The plant purchases both sockeye and pink salmon, although this year’s pink return wasn’t very good so the majority of salmon there now is sockeye, he said.

Most of the sockeye were purchased from the Lake Babine First Nation and sockeye was also purchased from the Kitwanga area, caught by the Gitxsan, and also at the Meziadin fishway, caught by the Gitanyow.

Pink salmon was also bought from the Wet’suwet’en from the Moricetown Canyon area.

Greg Knox from Skeena Wild Salmon Conservation Trust, who connected River Wild Salmon Inc. with suppliers, said he looked for salmon fished in ways that protected species not used at the plant.

“They are all live capture methods so the mortality rates are very low, less than 5 per cent on by catch species,” said Knox.

Also, salmon were taken from stocks that are of such a size that their overall viability won’t be threatened.

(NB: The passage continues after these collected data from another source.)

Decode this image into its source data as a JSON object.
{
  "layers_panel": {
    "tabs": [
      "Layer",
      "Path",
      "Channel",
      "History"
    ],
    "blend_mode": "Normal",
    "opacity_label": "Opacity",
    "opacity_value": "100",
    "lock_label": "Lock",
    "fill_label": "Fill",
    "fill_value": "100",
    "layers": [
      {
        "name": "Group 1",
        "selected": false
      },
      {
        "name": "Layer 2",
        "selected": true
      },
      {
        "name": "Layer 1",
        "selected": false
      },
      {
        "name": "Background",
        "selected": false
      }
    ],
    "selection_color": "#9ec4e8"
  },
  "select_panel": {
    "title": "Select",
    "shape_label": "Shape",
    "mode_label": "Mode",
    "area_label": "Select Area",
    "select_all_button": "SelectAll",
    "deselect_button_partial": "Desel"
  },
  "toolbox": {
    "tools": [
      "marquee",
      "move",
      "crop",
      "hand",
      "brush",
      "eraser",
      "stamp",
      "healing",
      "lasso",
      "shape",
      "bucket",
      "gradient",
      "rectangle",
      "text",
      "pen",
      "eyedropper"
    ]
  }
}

The way this is done is by fishing farther up rivers and select tributaries, said Knox, explaining that commercial ocean fisheries and river mouth fisheries intercept endangered stocks and that methods used to fish there don’t support the survival of released fish.

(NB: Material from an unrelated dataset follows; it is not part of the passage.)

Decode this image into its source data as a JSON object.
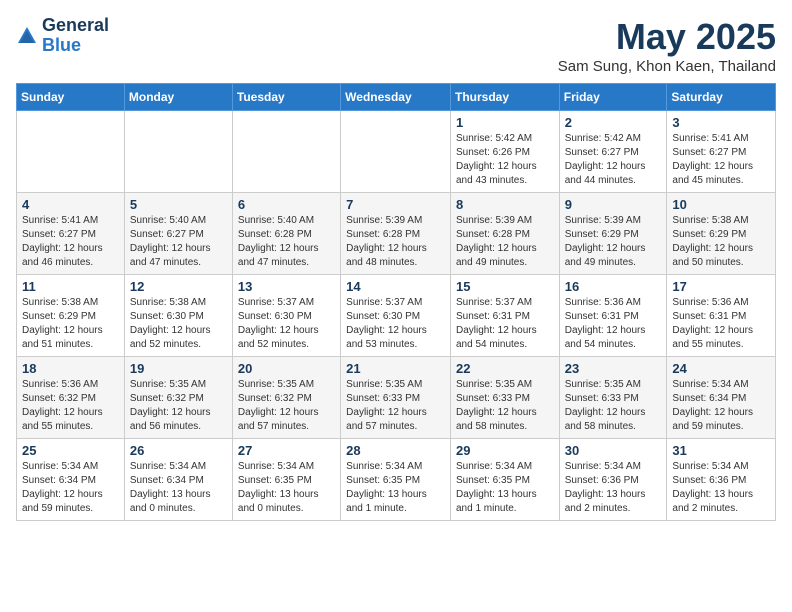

“Traditional gill nets are between 50 and 70 per cent by-catch mortality,” he said.

Fishing methods used to catch River Wild Salmon Inc.’s salmon include beach seining where nets are arched into a river with both ends touching beach, and only select species are caught within the net. Tangle tooth nets are also used, which have smaller holes that won’t suffocate salmon like gill nets which trap them around the area from which they breathe. Dip nets are used too, meaning fish are selectively scooped from the river into hand-held nets. And lastly, fish wheels were used in which a wheel spun by a river’s current  scoops fish onto slides and then into large tanks.  This way, the fish can be sorted by species and those not needed can be released, said Kossler.

“This is really a return to a fishery that worked for thousands  of years,” said Knox.

After they’re caught, fish are shipped to Prince Rupert where they’re cleaned before being shipped here, said Kossler. The storage freezer at the plant  is equipped to hold 80 tons of salmon.

Last Saturday, the plant held its grand opening to celebrate the plant’s construction completion and introduce its concept to more than 100 invited guests.